Dalam dunia anime, istilah canon dan filler sering muncul ketika penonton ingin memahami mana cerita utama yang benar-benar mengikuti sumber asli dan mana episode tambahan yang dibuat untuk tujuan tertentu. Pembahasan ini menjelaskan pengertian, perbedaan, fungsi, kelebihan, kekurangan, hingga cara mengenalinya secara lengkap.
Canon adalah cerita yang dianggap resmi dan menjadi bagian utama dari alur kisah asli. Dalam anime, canon biasanya mengikuti manga, light novel, web novel, atau sumber asli lain yang menjadi dasar adaptasi. Cerita canon memuat perkembangan karakter, konflik utama, dan peristiwa penting yang memengaruhi alur.
Filler adalah episode atau bagian cerita yang tidak ada di sumber asli, lalu ditambahkan ke anime. Filler bisa berupa episode lepas, cerita sampingan, atau adegan tambahan yang dibuat agar anime tidak terlalu cepat mengejar manga, sekaligus memberi jeda bagi tim produksi.
| Aspek | Canon | Filler |
|---|---|---|
| Sumber cerita | Diambil dari manga, novel, atau karya asli | Dibuat khusus untuk anime, tidak ada di sumber asli |
| Fungsi utama | Menyampaikan alur cerita utama | Mengisi waktu, memperpanjang tayangan, atau memberi jeda produksi |
| Pengaruh pada plot | Berpengaruh besar terhadap perkembangan cerita | Biasanya tidak memengaruhi alur utama |
| Karakter dan kejadian | Menampilkan peristiwa penting dan perkembangan karakter resmi | Sering menampilkan cerita sampingan atau petualangan ringan |
| Keterkaitan dengan sumber asli | Sesuai dengan karya asli | Tidak selalu ada dalam karya asli |
| Relevansi untuk penonton | Penting untuk memahami keseluruhan cerita | Bisa dilewati jika ingin mengikuti alur utama saja |
Canon merupakan bagian paling penting dalam sebuah anime karena menjadi fondasi cerita. Ketika sebuah anime diadaptasi dari manga, maka adegan, dialog, dan peristiwa yang mengikuti manga disebut canon. Hal ini membuat penonton mendapatkan pengalaman yang paling dekat dengan visi pencipta cerita.
Karena canon adalah bagian resmi, informasi dari episode canon biasanya lebih penting bagi penonton yang ingin memahami cerita secara utuh. Jika ada sekuel, film, atau spin-off yang mengacu pada alur utama, canon tetap menjadi dasar utamanya.
Filler sering muncul ketika anime tayang berdekatan dengan manga yang masih berjalan. Agar anime tidak terlalu cepat menyusul cerita manga, studio menambahkan episode tambahan. Filler juga bisa dibuat untuk memberi variasi cerita, menghadirkan suasana santai, atau menampilkan interaksi karakter yang tidak terlalu serius.
Meski sering dianggap tidak penting, filler tetap memiliki nilai hiburan. Beberapa filler bahkan disukai karena menampilkan sisi lucu, hangat, atau unik dari karakter yang jarang terlihat dalam cerita utama.
Untuk mengenali apakah suatu episode termasuk canon atau filler, penonton dapat membandingkannya dengan sumber asli. Jika adegan tersebut muncul di manga atau novel, besar kemungkinan itu canon. Jika alur cerita terasa berdiri sendiri dan tidak berpengaruh pada kejadian besar berikutnya, kemungkinan itu filler.

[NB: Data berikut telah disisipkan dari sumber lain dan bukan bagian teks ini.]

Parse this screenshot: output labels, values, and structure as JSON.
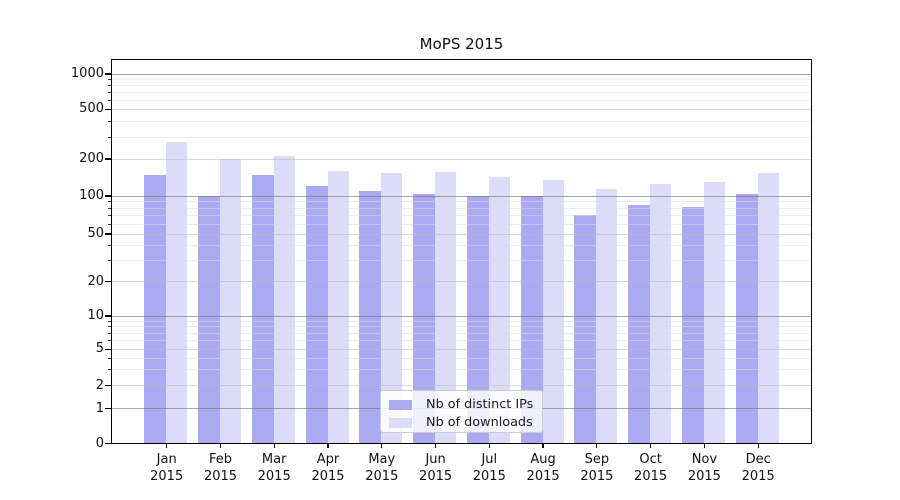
{
  "title": "MoPS 2015",
  "chart_data": {
    "type": "bar",
    "title": "MoPS 2015",
    "categories": [
      "Jan",
      "Feb",
      "Mar",
      "Apr",
      "May",
      "Jun",
      "Jul",
      "Aug",
      "Sep",
      "Oct",
      "Nov",
      "Dec"
    ],
    "category_year": "2015",
    "series": [
      {
        "name": "Nb of distinct IPs",
        "color": "#aaaaf3",
        "values": [
          148,
          100,
          148,
          120,
          108,
          103,
          100,
          100,
          70,
          84,
          81,
          103
        ]
      },
      {
        "name": "Nb of downloads",
        "color": "#dcdcf8",
        "values": [
          270,
          200,
          210,
          157,
          152,
          156,
          141,
          135,
          114,
          124,
          129,
          152
        ]
      }
    ],
    "y_axis": {
      "scale": "symlog",
      "tick_labels": [
        "1000",
        "500",
        "200",
        "100",
        "50",
        "20",
        "10",
        "5",
        "2",
        "1",
        "0"
      ],
      "tick_values": [
        1000,
        500,
        200,
        100,
        50,
        20,
        10,
        5,
        2,
        1,
        0
      ],
      "major_tick_values": [
        1,
        10,
        100,
        1000
      ],
      "ylim_bottom": 0
    },
    "legend": {
      "position": "lower center",
      "items": [
        "Nb of distinct IPs",
        "Nb of downloads"
      ]
    },
    "grid": true
  }
}
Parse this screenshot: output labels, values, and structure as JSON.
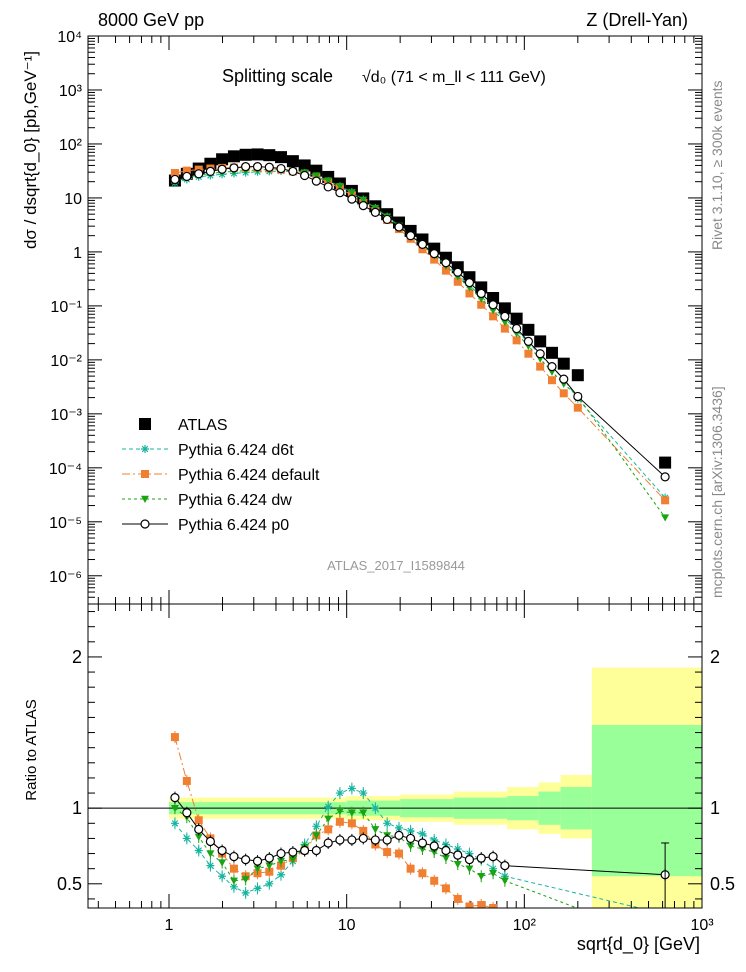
{
  "header": {
    "left": "8000 GeV pp",
    "right": "Z (Drell-Yan)"
  },
  "side_text": {
    "rivet": "Rivet 3.1.10, ≥ 300k events",
    "mcplots": "mcplots.cern.ch [arXiv:1306.3436]"
  },
  "chart_data": {
    "type": "scatter",
    "title": "Splitting scale",
    "title_formula": "√d₀ (71 < m_ll < 111 GeV)",
    "ylabel": "dσ / dsqrt{d_0} [pb,GeV⁻¹]",
    "xlabel": "sqrt{d_0} [GeV]",
    "ratio_ylabel": "Ratio to ATLAS",
    "watermark": "ATLAS_2017_I1589844",
    "xscale": "log",
    "xlim": [
      0.35,
      1000
    ],
    "ylim": [
      3e-07,
      10000
    ],
    "ratio_ylim": [
      0.34,
      2.35
    ],
    "x_ticks": [
      "1",
      "10",
      "10²",
      "10³"
    ],
    "y_ticks": [
      "10⁻⁶",
      "10⁻⁵",
      "10⁻⁴",
      "10⁻³",
      "10⁻²",
      "10⁻¹",
      "1",
      "10",
      "10²",
      "10³",
      "10⁴"
    ],
    "ratio_ticks": [
      "0.5",
      "1",
      "2"
    ],
    "x": [
      1.08,
      1.26,
      1.47,
      1.71,
      1.99,
      2.32,
      2.7,
      3.15,
      3.67,
      4.27,
      4.98,
      5.8,
      6.75,
      7.87,
      9.16,
      10.7,
      12.4,
      14.5,
      16.9,
      19.7,
      22.9,
      26.7,
      31.1,
      36.2,
      42.2,
      49.1,
      57.2,
      66.7,
      77.7,
      90.5,
      105.4,
      122.8,
      143.1,
      166.7,
      200,
      620
    ],
    "ratio_x": [
      1.08,
      1.26,
      1.47,
      1.71,
      1.99,
      2.32,
      2.7,
      3.15,
      3.67,
      4.27,
      4.98,
      5.8,
      6.75,
      7.87,
      9.16,
      10.7,
      12.4,
      14.5,
      16.9,
      19.7,
      22.9,
      26.7,
      31.1,
      36.2,
      42.2,
      49.1,
      57.2,
      66.7,
      77.7,
      620
    ],
    "ratio_band": {
      "edges": [
        1,
        10,
        20,
        40,
        80,
        120,
        160,
        240,
        1000
      ],
      "inner_low": [
        0.96,
        0.95,
        0.94,
        0.93,
        0.92,
        0.89,
        0.86,
        0.55
      ],
      "inner_high": [
        1.04,
        1.05,
        1.06,
        1.07,
        1.08,
        1.11,
        1.14,
        1.55
      ],
      "outer_low": [
        0.93,
        0.92,
        0.91,
        0.89,
        0.86,
        0.83,
        0.8,
        0.34
      ],
      "outer_high": [
        1.07,
        1.08,
        1.09,
        1.11,
        1.14,
        1.17,
        1.22,
        1.93
      ]
    },
    "series": [
      {
        "name": "ATLAS",
        "color": "#000000",
        "marker": "square",
        "values": [
          21,
          28,
          35,
          43,
          52,
          59,
          63,
          64,
          62,
          57,
          48,
          40,
          32,
          24.5,
          18.5,
          13.5,
          9.8,
          7.0,
          5.0,
          3.5,
          2.45,
          1.7,
          1.15,
          0.78,
          0.52,
          0.34,
          0.22,
          0.14,
          0.09,
          0.058,
          0.036,
          0.022,
          0.0135,
          0.0085,
          0.0052,
          0.000125
        ],
        "ratio": [
          1.0,
          1.0,
          1.0,
          1.0,
          1.0,
          1.0,
          1.0,
          1.0,
          1.0,
          1.0,
          1.0,
          1.0,
          1.0,
          1.0,
          1.0,
          1.0,
          1.0,
          1.0,
          1.0,
          1.0,
          1.0,
          1.0,
          1.0,
          1.0,
          1.0,
          1.0,
          1.0,
          1.0,
          1.0,
          1.0
        ]
      },
      {
        "name": "Pythia 6.424 d6t",
        "color": "#17b5a0",
        "marker": "star",
        "dash": "4,3",
        "values": [
          19,
          22,
          24.5,
          26,
          27.5,
          28.5,
          29.5,
          30.5,
          31,
          31.5,
          30.5,
          29,
          25,
          20.5,
          16.5,
          12.8,
          9.3,
          6.5,
          4.5,
          3.0,
          2.0,
          1.35,
          0.88,
          0.58,
          0.38,
          0.24,
          0.15,
          0.093,
          0.058,
          0.035,
          0.021,
          0.0125,
          0.0074,
          0.0044,
          0.0019,
          2.8e-05
        ],
        "ratio": [
          0.9,
          0.8,
          0.72,
          0.62,
          0.55,
          0.48,
          0.44,
          0.47,
          0.5,
          0.56,
          0.65,
          0.76,
          0.88,
          1.01,
          1.1,
          1.13,
          1.1,
          1.0,
          0.9,
          0.87,
          0.85,
          0.83,
          0.79,
          0.76,
          0.73,
          0.7,
          0.66,
          0.6,
          0.55,
          0.3
        ]
      },
      {
        "name": "Pythia 6.424 default",
        "color": "#f07f32",
        "marker": "square",
        "dash": "8,3,2,3",
        "values": [
          29,
          32,
          33.5,
          35,
          36,
          36.5,
          36.5,
          36,
          35,
          33.5,
          31,
          28,
          24,
          19.5,
          15.2,
          11.2,
          8.1,
          5.7,
          3.9,
          2.65,
          1.75,
          1.12,
          0.72,
          0.45,
          0.28,
          0.17,
          0.105,
          0.064,
          0.038,
          0.023,
          0.013,
          0.0075,
          0.0042,
          0.0024,
          0.0013,
          2.5e-05
        ],
        "ratio": [
          1.47,
          1.18,
          0.92,
          0.8,
          0.7,
          0.6,
          0.55,
          0.57,
          0.58,
          0.62,
          0.67,
          0.72,
          0.82,
          0.86,
          0.91,
          0.9,
          0.85,
          0.76,
          0.71,
          0.7,
          0.6,
          0.57,
          0.52,
          0.47,
          0.4,
          0.35,
          0.36,
          0.34,
          0.33,
          0.2
        ]
      },
      {
        "name": "Pythia 6.424 dw",
        "color": "#1aa312",
        "marker": "tri_down",
        "dash": "3,3",
        "values": [
          20,
          24,
          26.5,
          28.5,
          30,
          31,
          32,
          33,
          33.5,
          33.5,
          32,
          29.5,
          26,
          21,
          16.5,
          12.6,
          9.2,
          6.5,
          4.5,
          3.05,
          2.0,
          1.32,
          0.86,
          0.55,
          0.35,
          0.22,
          0.135,
          0.083,
          0.05,
          0.031,
          0.018,
          0.0105,
          0.006,
          0.0036,
          0.0021,
          1.2e-05
        ],
        "ratio": [
          1.0,
          0.94,
          0.81,
          0.7,
          0.64,
          0.52,
          0.53,
          0.6,
          0.62,
          0.65,
          0.66,
          0.74,
          0.82,
          0.93,
          0.98,
          0.97,
          0.97,
          0.86,
          0.82,
          0.81,
          0.75,
          0.73,
          0.71,
          0.67,
          0.63,
          0.6,
          0.55,
          0.57,
          0.52,
          0.12
        ]
      },
      {
        "name": "Pythia 6.424 p0",
        "color": "#000000",
        "marker": "circle_open",
        "dash": "",
        "values": [
          22,
          25,
          28,
          31,
          34,
          36,
          38,
          38,
          37,
          35,
          31,
          26,
          20.5,
          16,
          12.5,
          9.5,
          7.2,
          5.4,
          4.0,
          2.9,
          2.0,
          1.38,
          0.93,
          0.63,
          0.42,
          0.27,
          0.17,
          0.105,
          0.064,
          0.038,
          0.022,
          0.013,
          0.0075,
          0.0044,
          0.0021,
          6.8e-05
        ],
        "ratio": [
          1.07,
          0.97,
          0.86,
          0.78,
          0.72,
          0.68,
          0.66,
          0.65,
          0.67,
          0.7,
          0.71,
          0.72,
          0.72,
          0.77,
          0.79,
          0.79,
          0.8,
          0.79,
          0.79,
          0.82,
          0.8,
          0.77,
          0.75,
          0.72,
          0.69,
          0.66,
          0.67,
          0.68,
          0.62,
          0.56
        ]
      }
    ]
  }
}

Canon dan filler memiliki peran yang berbeda dalam anime. Canon adalah bagian resmi yang membentuk cerita utama, sedangkan filler adalah tambahan yang dibuat untuk kebutuhan tayangan atau variasi hiburan. Memahami perbedaan keduanya membantu penonton menikmati anime dengan cara yang sesuai, baik ingin mengikuti alur utama saja maupun menikmati seluruh episode yang tersedia.
Dengan mengenali canon dan filler, penonton dapat menentukan bagian mana yang penting untuk alur cerita dan bagian mana yang hanya berfungsi sebagai selingan.